Spots of Urban Stillness: Guggenheim's Stillspotting, April/May weekends

via http://bit.ly/woqn5M

The Guggenheim presents:
stillspotting nyc: queens
Transhistoria by Solid Objectives – Idenburg Liu (SO – IL)
April 14-15, April 21-22, April 28-29, May 5-6, 2012
More information here.
See my post on last fall’s stillspotting:nyc

via Urban Omnibus:
Stillspotting
is a generous and open-ended project responding to the question of how residents and visitors alike can “escape, find respite, and make peace with their space in [a] ‘city that never sleeps’.” The question seems especially relevant for a place like Jackson Heights; designed as an early 20th century solution to the dense overcrowding of Manhattan, this “garden community” is now one of the most densely populated and culturally diverse neighborhoods in the United States. For Transhistoria, the Guggenheim asked the architects at Solid Objectives – Idenburg Liu (SO-IL) to take this diversity as a point of departure.

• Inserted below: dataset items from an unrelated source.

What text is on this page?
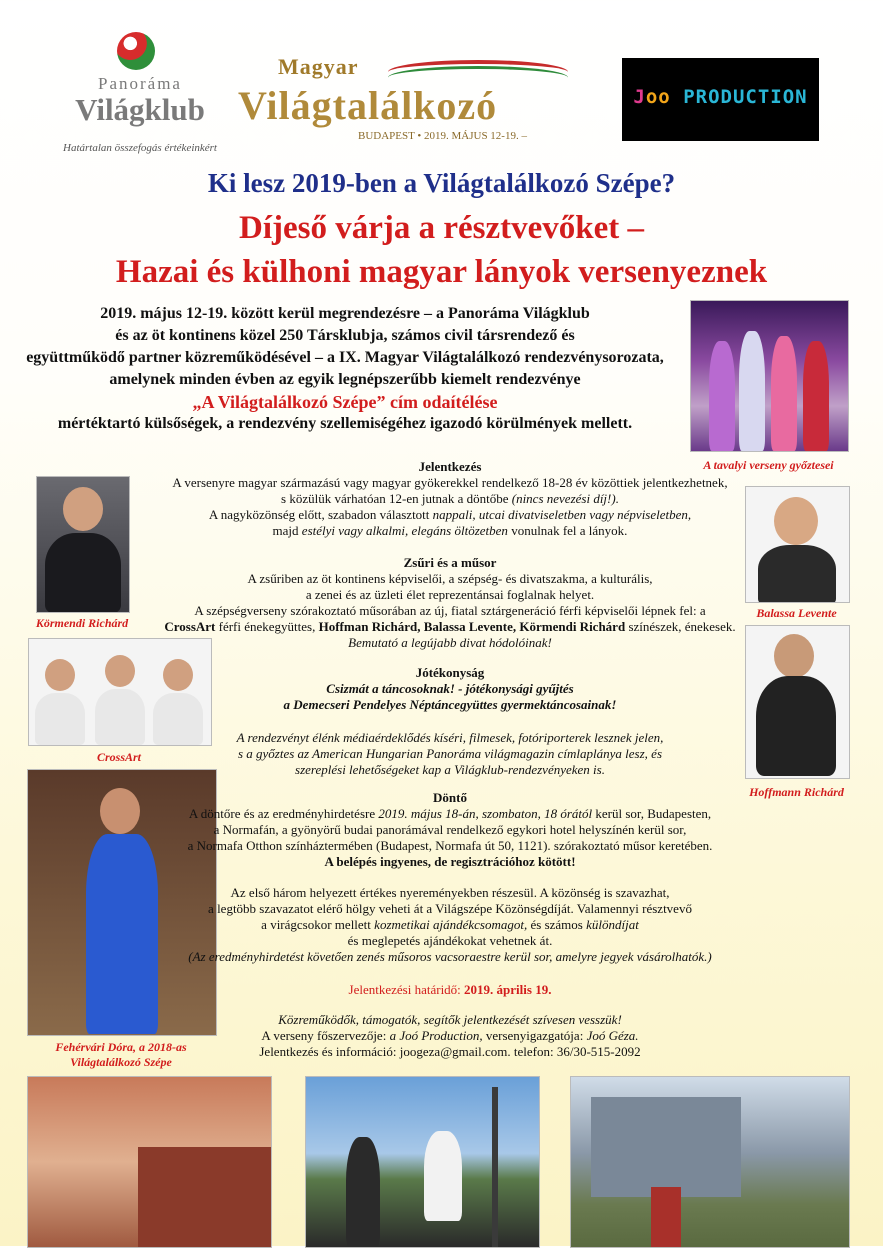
Panoráma
Világklub
Határtalan összefogás értékeinkért
Magyar
Világtalálkozó
BUDAPEST • 2019. MÁJUS 12-19. –
Joo PRODUCTION
Ki lesz 2019-ben a Világtalálkozó Szépe?
Díjeső várja a résztvevőket –
Hazai és külhoni magyar lányok versenyeznek

2019. május 12-19. között kerül megrendezésre – a Panoráma Világklub

és az öt kontinens közel 250 Társklubja, számos civil társrendező és

együttműködő partner közreműködésével – a IX. Magyar Világtalálkozó rendezvénysorozata,

amelynek minden évben az egyik legnépszerűbb kiemelt rendezvénye

„A Világtalálkozó Szépe” cím odaítélése

mértéktartó külsőségek, a rendezvény szellemiségéhez igazodó körülmények mellett.

A tavalyi verseny győztesei
Balassa Levente
Hoffmann Richárd
Körmendi Richárd
CrossArt
Fehérvári Dóra, a 2018-as
Világtalálkozó Szépe

Jelentkezés

A versenyre magyar származású vagy magyar gyökerekkel rendelkező 18-28 év közöttiek jelentkezhetnek,

s közülük várhatóan 12-en jutnak a döntőbe (nincs nevezési díj!).

A nagyközönség előtt, szabadon választott nappali, utcai divatviseletben vagy népviseletben,

majd estélyi vagy alkalmi, elegáns öltözetben vonulnak fel a lányok.

Zsűri és a műsor

A zsűriben az öt kontinens képviselői, a szépség- és divatszakma, a kulturális,

a zenei és az üzleti élet reprezentánsai foglalnak helyet.

A szépségverseny szórakoztató műsorában az új, fiatal sztárgeneráció férfi képviselői lépnek fel: a

CrossArt férfi énekegyüttes, Hoffman Richárd, Balassa Levente, Körmendi Richárd színészek, énekesek.

Bemutató a legújabb divat hódolóinak!

Jótékonyság

Csizmát a táncosoknak! - jótékonysági gyűjtés

a Demecseri Pendelyes Néptáncegyüttes gyermektáncosainak!

A rendezvényt élénk médiaérdeklődés kíséri, filmesek, fotóriporterek lesznek jelen,

s a győztes az American Hungarian Panoráma világmagazin címlaplánya lesz, és

szereplési lehetőségeket kap a Világklub-rendezvényeken is.

Döntő

A döntőre és az eredményhirdetésre 2019. május 18-án, szombaton, 18 órától kerül sor, Budapesten,

a Normafán, a gyönyörű budai panorámával rendelkező egykori hotel helyszínén kerül sor,

a Normafa Otthon színháztermében (Budapest, Normafa út 50, 1121). szórakoztató műsor keretében.

A belépés ingyenes, de regisztrációhoz kötött!

Az első három helyezett értékes nyereményekben részesül. A közönség is szavazhat,

a legtöbb szavazatot elérő hölgy veheti át a Világszépe Közönségdíját. Valamennyi résztvevő

a virágcsokor mellett kozmetikai ajándékcsomagot, és számos különdíjat

és meglepetés ajándékokat vehetnek át.

(Az eredményhirdetést követően zenés műsoros vacsoraestre kerül sor, amelyre jegyek vásárolhatók.)

Jelentkezési határidő: 2019. április 19.

Közreműködők, támogatók, segítők jelentkezését szívesen vesszük!

A verseny főszervezője: a Joó Production, versenyigazgatója: Joó Géza.

Jelentkezés és információ: joogeza@gmail.com. telefon: 36/30-515-2092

…The two-hour self-guided walking tour that SO-IL design is punctuated by informal gatherings at different “stillspots” between Roosevelt Avenue and Northern Boulevard where original works of prose and poetry commissioned by SO-IL are read by volunteers and discussed by all. The architects have selected a group of Queens-affiliated artists worthy of attention, including renowned poets Roger Sedarat and Maria Terrone; Chaplain William Alan Briceland; writers Erik Baard, Premilla Nadasen, René Georg Vasicek, and Nicole Steinberg; and rappers of the group Das Racist, Ashok Kondabolu and Himanshu Suri (who is also a community organizer with Seva NY).

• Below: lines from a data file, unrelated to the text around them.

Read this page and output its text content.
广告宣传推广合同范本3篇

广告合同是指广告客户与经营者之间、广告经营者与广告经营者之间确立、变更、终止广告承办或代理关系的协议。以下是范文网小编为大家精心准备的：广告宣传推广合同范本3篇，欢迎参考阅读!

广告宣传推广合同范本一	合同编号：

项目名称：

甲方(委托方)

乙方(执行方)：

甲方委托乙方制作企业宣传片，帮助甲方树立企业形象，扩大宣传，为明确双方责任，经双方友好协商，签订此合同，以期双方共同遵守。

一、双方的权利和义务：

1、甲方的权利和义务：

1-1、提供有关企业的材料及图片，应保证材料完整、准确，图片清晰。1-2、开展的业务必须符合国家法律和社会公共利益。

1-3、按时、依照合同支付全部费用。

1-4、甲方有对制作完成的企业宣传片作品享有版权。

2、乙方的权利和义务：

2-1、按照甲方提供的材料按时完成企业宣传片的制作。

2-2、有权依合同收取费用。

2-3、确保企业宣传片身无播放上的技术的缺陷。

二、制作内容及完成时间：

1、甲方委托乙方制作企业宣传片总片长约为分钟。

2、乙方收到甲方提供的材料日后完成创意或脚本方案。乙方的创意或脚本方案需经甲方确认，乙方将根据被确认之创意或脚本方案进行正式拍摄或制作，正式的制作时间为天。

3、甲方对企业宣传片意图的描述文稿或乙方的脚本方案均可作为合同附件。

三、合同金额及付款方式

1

…The sites are as gratifyingly diverse and surprising as the texts with which they have been paired: the roof of the Jackson Heights Jewish Center, a quiet living room on the first floor of a residential midrise, upstairs next to the elevated stage at Terraza 7 Cafe, the garden at St. Mark’s Episcopal Church, and at least as many more that I was unable to visit. All of these residential, commercial and public spaces are tied together by SO-IL’s elegant and subtle design intervention: a set of blue foam core stools arranged for stillspotters to gather. The furniture does not create or frame its site so much as merely mark it — encouraging physical restfulness, but also perceptual alertness to one’s surroundings. In the garden at St. Mark’s, a massive cherry blossom tree offered sanctuary enough from the bustle of the street while shedding thousands of its pale pink petals with every gust of wind. Here, on a carpet of discarded leaves, a volunteer read Maria Terrone’s reflection on the therapeutic and transformative effects of learning to cook Indian food from her neighbor, experimenting with a whole new set of ingredients than those tried and tested by her Italian upbringing. The resulting sensory experience was profoundly beautiful and peaceful, and it certainly offered stillness amid what Maria Terrone describes as the “choreographed chaos” of the street nearby.